Sachez que raisonner et regarder aux faits ne vous libèrera pas des choses qui vous ont été dites dans le passé. Je n’avais jamais cru une seule minute que j’étais belle malgré que mon EM me le répétait et aussi malgré que le Seigneur ait voulu que ma famille (MOI, y compris) serve pendant trois ans de modèles dans une série de publicités, de posters et de brochures. Ce n’est que quand mon Bien-aimé me l’a dit que j’ai cru que j’étais belle à SES yeux – puisque c’est tout ce qui importe pour moi !

Vous ne rentrez peut-être pas dans les standards de beauté du monde, mais cela ne change rien à ce qu’Il ressent pour vous ! Les critères de beauté du monde changent constamment, alors pourquoi faire une fixation sur des choses aussi variables que le style vestimentaire ? Non seulement c’est stupide de nous laisser piéger dans cette jungle qu’est l’opinion publique, mais en plus, c’est très dangereux parce que toutes les femmes plus jeunes de notre entourage commenceront à suivre notre exemple.
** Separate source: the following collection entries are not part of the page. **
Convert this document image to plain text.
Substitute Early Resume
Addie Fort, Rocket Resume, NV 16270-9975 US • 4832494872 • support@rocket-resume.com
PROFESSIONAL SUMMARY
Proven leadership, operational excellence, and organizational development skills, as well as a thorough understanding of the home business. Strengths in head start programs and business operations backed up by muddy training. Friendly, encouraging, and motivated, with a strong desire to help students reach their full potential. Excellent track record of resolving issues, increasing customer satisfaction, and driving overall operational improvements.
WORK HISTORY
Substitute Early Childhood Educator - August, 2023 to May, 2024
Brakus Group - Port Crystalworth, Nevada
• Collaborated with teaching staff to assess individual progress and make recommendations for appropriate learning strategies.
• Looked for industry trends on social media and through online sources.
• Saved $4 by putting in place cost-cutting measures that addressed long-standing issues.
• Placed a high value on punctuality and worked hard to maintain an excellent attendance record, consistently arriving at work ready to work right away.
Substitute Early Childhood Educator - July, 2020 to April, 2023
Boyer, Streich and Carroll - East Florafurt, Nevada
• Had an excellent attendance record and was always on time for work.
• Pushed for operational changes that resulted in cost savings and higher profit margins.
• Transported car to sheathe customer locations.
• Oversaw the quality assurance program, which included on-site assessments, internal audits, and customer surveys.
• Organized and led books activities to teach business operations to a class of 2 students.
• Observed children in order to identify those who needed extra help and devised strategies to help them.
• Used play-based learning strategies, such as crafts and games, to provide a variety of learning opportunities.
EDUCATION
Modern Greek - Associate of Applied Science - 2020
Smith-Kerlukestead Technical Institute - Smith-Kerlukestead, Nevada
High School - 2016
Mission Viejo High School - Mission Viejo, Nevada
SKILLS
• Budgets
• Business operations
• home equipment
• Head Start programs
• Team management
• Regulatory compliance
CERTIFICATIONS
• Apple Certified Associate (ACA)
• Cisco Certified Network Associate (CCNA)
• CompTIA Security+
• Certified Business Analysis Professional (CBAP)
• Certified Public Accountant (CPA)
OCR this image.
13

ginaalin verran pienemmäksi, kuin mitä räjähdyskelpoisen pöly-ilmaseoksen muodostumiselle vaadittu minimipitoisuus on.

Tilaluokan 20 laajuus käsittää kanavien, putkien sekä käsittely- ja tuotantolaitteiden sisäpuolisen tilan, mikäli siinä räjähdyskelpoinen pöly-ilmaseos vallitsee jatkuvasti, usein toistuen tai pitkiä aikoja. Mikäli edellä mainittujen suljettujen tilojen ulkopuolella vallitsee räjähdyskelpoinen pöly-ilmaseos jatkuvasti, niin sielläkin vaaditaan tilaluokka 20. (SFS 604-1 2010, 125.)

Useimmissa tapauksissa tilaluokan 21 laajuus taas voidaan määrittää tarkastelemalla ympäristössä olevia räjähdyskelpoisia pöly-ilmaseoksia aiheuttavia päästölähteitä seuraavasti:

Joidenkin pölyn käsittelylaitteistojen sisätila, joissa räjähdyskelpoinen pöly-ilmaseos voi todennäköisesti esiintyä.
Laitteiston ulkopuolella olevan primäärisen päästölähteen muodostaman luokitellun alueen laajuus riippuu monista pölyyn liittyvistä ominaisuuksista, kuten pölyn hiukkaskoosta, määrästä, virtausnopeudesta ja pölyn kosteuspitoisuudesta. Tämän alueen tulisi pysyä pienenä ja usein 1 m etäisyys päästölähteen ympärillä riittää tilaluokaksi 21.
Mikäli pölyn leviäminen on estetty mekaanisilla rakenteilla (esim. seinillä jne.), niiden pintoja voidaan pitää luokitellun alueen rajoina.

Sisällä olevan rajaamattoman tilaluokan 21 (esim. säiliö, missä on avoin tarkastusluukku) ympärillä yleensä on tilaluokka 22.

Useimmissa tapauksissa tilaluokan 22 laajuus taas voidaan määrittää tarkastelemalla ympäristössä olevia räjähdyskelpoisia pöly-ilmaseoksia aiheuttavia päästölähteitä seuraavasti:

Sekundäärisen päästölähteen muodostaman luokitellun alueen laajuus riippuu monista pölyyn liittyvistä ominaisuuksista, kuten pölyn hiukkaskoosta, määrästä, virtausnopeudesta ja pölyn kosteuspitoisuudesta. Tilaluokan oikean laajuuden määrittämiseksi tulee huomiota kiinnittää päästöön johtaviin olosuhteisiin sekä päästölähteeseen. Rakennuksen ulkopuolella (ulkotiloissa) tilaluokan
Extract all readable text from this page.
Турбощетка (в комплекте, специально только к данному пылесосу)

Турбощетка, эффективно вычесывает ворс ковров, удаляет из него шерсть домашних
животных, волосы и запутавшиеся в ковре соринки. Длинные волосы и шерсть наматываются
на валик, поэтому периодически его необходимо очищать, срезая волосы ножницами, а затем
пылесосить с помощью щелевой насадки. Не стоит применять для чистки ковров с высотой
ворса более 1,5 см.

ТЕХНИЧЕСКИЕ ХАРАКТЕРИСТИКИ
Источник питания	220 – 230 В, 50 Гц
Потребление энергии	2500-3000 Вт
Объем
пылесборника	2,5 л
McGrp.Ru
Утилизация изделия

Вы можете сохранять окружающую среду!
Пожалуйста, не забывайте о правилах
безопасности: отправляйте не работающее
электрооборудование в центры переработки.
Cela ne signifie pas que nous ne devons rien faire pour nous aider à nous sentir belles. Quand nous nous sentons belles, nous agissons différemment. C’est donc la raison pour laquelle nous devons aller à Dieu et Lui demander ce qu’Il pense de nous. Quand nous accepterons le fait que Dieu nous a créées de manière parfaite, alors nous aurons assez d’assurance pour nous habiller et prendre soin de nous en conséquence. Oui, cela peut partir dans les extrêmes, spécialement si notre apparence est la seule chose sur laquelle nous nous concentrons et dont nous nous préoccupons. Mais, négliger notre corps, c’est nous tromper en pensant que nous ne devrions pas nous en préoccuper. Si notre physique ne comptait pas, alors Dieu ne nous aurait pas dit à quel point Sara (le fait qu’elle ait attiré un pharaon à son âge ne cesse de m’étonner !) ou la reine Esther étaient belles, et aussi à quel point David et Joseph étaient beaux.

Certaines femmes ont confiance en leur physique, mais sont toujours tourmentées par d’autres choses comme le fait qu’on leur ait dit qu’elles étaient stupides ou maladroites, ou qu’elles seraient toujours obèses, parce que leur mère ou leur grand-mère l’était. Aucune de ces choses ne doit vous empêcher de vivre la Vie Abondante que Jésus vous a offert par Sa mort. Vous pouvez vous libérer de la prison qui vous a tenue captive en cessant d’écouter les mensonges du passé (ou du présent) et en commençant au contraire, à demander au Seigneur ce qu’IL pense. Son opinion est la vérité qui nous libèrera ! Donc quand notre Époux nous dit que nous sommes belles ou intelligentes (parce que nous avons l’esprit de Christ) alors, nous devons cesser de ressasser les vieux mensonges et accepter avec foi Sa vérité.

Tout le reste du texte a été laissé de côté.